Le 4 décembre 2025, la République démocratique du Congo (RDC) et le Rwanda ont signé les Accords de Washington pour la paix et la prospérité, sous l’égide du président américain Donald Trump. Cet accord historique vise à mettre fin à des décennies de conflits dans la région des Grands Lacs, mais son efficacité réelle suscite des interrogations.
Les présidents Félix Tshisekedi et Paul Kagame ont formellement entériné cet accord, qui fait suite à un préliminaire signé le 27 juin 2025. L’objectif affiché est clair : mettre fin aux hostilités et favoriser une coopération économique durable. En outre, un Cadre d’intégration économique régionale (REIF) a été établi, visant à promouvoir des partenariats dans des secteurs clés comme l’exploitation minière, l’hydroélectricité et les infrastructures.

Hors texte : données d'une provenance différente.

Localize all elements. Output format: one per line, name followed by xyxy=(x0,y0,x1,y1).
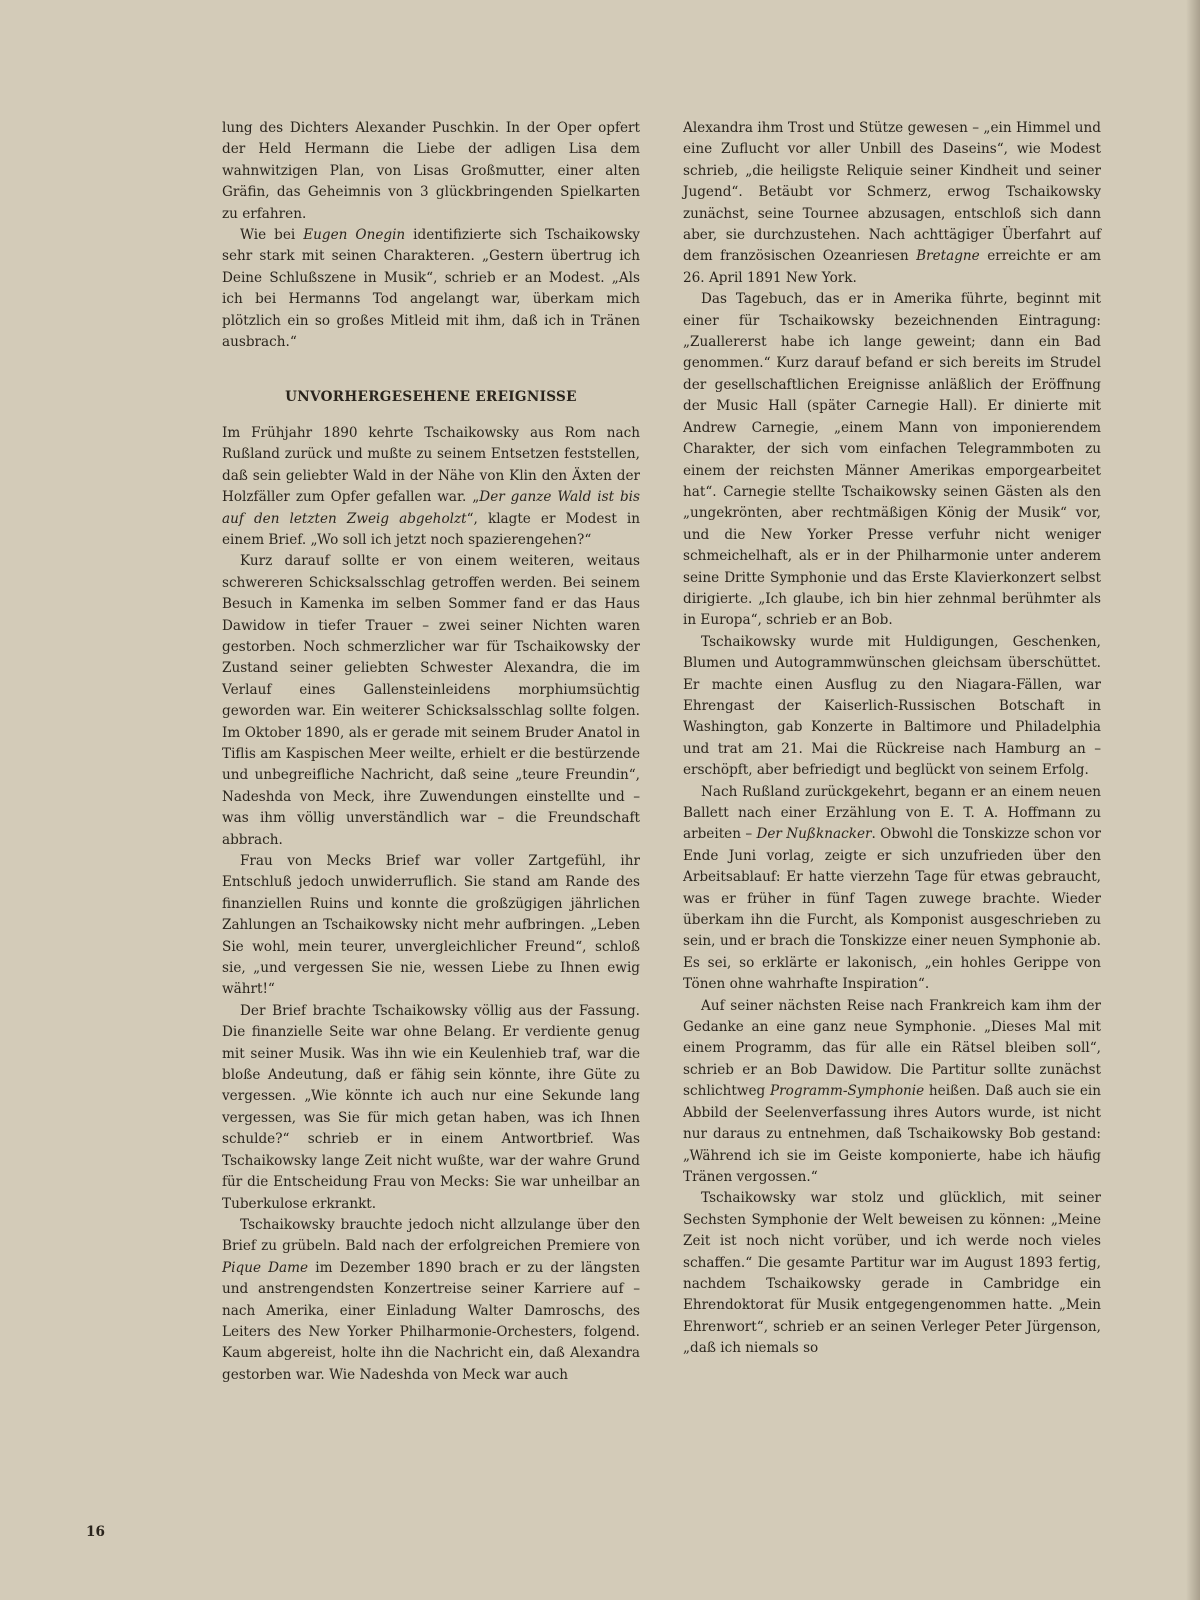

La médiation des États-Unis, en collaboration avec le Qatar, a été cruciale pour aboutir à cette entente. Cependant, la réalité sur le terrain semble contredire les ambitions affichées. Malgré la signature des accords, les combats entre l’armée congolaise (FARDC) et le groupe rebelle M23, soutenu par le Rwanda selon de nombreux rapports, se poursuivent dans l’Est de la RDC.
Bien que cette signature soit saluée comme une avancée diplomatique entre la RDC et le Rwanda, elle est accueillie avec scepticisme par de nombreux observateurs et membres de la société civile. Ce scepticisme est alimenté par des décennies de promesses non tenues et par la persistance de la violence, qui mine la confiance dans la volonté réelle des parties de respecter leurs engagements.
La mise en œuvre de ces accords représente un défi majeur. Les promesses de paix doivent être accompagnées d’actions concrètes sur le terrain, notamment la désescalade des conflits armés et l’instauration d’un dialogue inclusif impliquant toutes les parties prenantes, y compris les groupes rebelles et la société civile.
Les Accords de Washington constituent une étape importante vers la paix, mais leur succès dépendra de la capacité des dirigeants congolais et rwandais à transformer cette volonté affichée en actions concrètes. La communauté internationale doit également jouer un rôle actif pour garantir le respect de ces engagements et soutenir les efforts de paix sur le terrain.